Voici le résumé de ce roman. Cela se passe à Saint-Marcellin vers 1915. Marguerite Friquant, la Mère Chichi, perd la raison. M. Friquant, son mari, est directeur de l’usine de chapeaux Mossant. Ils ont deux enfants, Henriette et Raoul, mais le couple a perdu une enfant qui est décédée, Alixe (c’est l’un des prénoms de la romancière, dont les parents, souvenez-vous, ont perdu un petit garçon !). Henriette et Raoul sont choyés ; ils vont à Grenoble prendre des leçons, elle de piano et lui de flûte. Dans le foyer, une gouvernante, Mlle Macran, prend de la place et M. Friquant commence à ressentir une affection naissante pour elle, affection qu’il sent réciproque.

Marguerite fait des tentatives de suicide, elle ne guérira jamais, disent les psychiatres. Elle est donc internée à Saint-Egrève-Saint-Robert, de façon un peu désinvolte et brutale : elle y est conduite et abandonnée par son mari. Les deux enfants en sont douloureusement révoltés, tandis que la gouvernante se rapproche de M. Friquant. Tous les mercredis, tous les samedis, les enfants espèrent une visite à l’asile. Cela ne se produisant pas, ils décident d’y aller seuls. C’est Henriette qui organise ce déplacement auquel se soumet son frère Raoul.

Ils vont à pied à Vinay afin de ne pas rencontrer de gens connus à la gare de Saint-Marcellin. Pont de Saint-Sauveur, Sarreloup, à pied, puis gare de Vinay, le train de 6 h 10, l’ Albenc, Poliénas, Tullins, Vourey, Moirans, Voreppe, Saint-Egrève-Saint-Robert, … A l’asile, ils retrouvent leur mère qui a bien perdu la raison, même si les enfants veulent croire qu’elle va mieux et qu’elle y est maltraitée.
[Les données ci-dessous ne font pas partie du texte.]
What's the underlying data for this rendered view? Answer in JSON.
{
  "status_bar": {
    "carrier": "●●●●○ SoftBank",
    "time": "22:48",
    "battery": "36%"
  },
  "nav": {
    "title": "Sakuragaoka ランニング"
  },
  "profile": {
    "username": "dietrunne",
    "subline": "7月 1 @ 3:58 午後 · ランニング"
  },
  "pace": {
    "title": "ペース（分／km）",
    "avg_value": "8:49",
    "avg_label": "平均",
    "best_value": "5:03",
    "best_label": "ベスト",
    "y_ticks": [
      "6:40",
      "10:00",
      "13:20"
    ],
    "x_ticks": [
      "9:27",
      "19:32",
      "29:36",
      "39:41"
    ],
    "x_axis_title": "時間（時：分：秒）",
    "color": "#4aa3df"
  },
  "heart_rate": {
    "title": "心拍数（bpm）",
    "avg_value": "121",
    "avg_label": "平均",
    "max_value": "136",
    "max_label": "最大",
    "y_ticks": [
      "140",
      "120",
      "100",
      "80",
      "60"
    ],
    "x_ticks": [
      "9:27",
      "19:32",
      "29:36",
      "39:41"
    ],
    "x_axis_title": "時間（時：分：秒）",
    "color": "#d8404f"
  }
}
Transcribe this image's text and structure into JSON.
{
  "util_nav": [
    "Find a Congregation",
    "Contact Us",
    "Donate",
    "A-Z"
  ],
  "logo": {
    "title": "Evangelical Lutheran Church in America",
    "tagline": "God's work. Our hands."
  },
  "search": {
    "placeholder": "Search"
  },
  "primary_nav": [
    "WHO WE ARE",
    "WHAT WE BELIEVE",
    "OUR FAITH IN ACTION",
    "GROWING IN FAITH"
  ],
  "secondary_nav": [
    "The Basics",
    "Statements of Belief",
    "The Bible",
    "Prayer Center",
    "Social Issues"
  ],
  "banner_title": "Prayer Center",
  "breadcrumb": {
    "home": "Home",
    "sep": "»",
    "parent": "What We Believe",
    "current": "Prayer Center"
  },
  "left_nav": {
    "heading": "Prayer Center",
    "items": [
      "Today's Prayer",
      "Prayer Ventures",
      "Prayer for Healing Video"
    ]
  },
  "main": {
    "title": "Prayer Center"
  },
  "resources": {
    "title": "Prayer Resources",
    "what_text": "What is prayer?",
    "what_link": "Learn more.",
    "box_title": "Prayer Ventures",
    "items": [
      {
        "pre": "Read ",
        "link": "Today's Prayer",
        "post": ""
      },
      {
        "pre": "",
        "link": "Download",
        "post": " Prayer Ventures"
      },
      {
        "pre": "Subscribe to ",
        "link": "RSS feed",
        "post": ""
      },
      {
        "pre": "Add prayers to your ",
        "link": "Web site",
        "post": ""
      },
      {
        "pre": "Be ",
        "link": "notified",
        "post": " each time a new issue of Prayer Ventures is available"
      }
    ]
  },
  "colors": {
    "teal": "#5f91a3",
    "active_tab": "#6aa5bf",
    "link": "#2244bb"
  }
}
En fin de mois, arrive le courrier mensuel de l’asile. Le Directeur annonce que Mme Friquant va plus mal depuis la visite des enfants. Ignorant de cette visite, M. Friquant se fâche. Plus tard, Henriette apprend par un commérage que son père a été vu prenant Mlle Macran par la taille. Elle prend la décision de quitter la maison, prétextant la poursuite de ses études. Elle part en train depuis Saint-marcellin et suit du regard Saint-Pierre-de-Chérennes, La Sône, … et fait la connaissance d’un jeune homme qui l’accompagne jusqu’à Marseille : Paul Japy, professeur agrégé d’anglais, au lycée de Marseille (la romancière est licenciée es lettres en anglais).

Henriette dispose d’une personnalité forte et déterminée, ce qui est illustré par un dialogue divergent entre eux deux, notamment au sujet de la politique, car elle estime que « nous sommes mal gouvernés, que l’État n’est plus un principe spirituel, mais une bande de pillards et que la Nation n’est qu’un troupeau anonyme de bêtes veules et mornes. Je ne conçois le bonheur que dans l’ordre et la discipline. L’anarchie porte la guerre en elle et dans notre société, les ouvriers sont et restent des éléments anarchiques ». Ceci suivi d’une longue diatribe contre la classe ouvrière, « sale et vaniteuse, cause du coût de la vie élevé », ce que Paul n’approuve que modérément… Paul et Henriette décident de se retrouver chez la marraine d’Henriette , à Château-Gombert. un quartier de Marseille.

La guerre est déclarée. Paul, seul, s’interroge sur Henriette qui lui a parlé de son père, de son frère, des proches de la famille, mais jamais de sa mère. Son père serait-il divorcé ? Et, si oui, cela serait contraire à ses principes. Il écrit donc au maire de Saint-Marcellin afin de se renseigner et, quinze jours plus tard, il reçoit une réponse : « M. Friquant est riche et parfait honnête homme. Mme Friquant est devenue folle après la perte d’un enfant, elle est dans un asile. Mlle Friquant est une jeune fille sérieuse et estimée ».

Estimant que la folie peut être héréditaire, Paul écrit une lettre de quasi-rupture à Henriette, il part à la guerre et souhaite qu’Henriette lui envoie un de ses portraits. Celle-ci ne lui répond pas, faisant tout pour se convaincre : « On peut vivre heureux, sans enfant, sans mari, avec des livres ».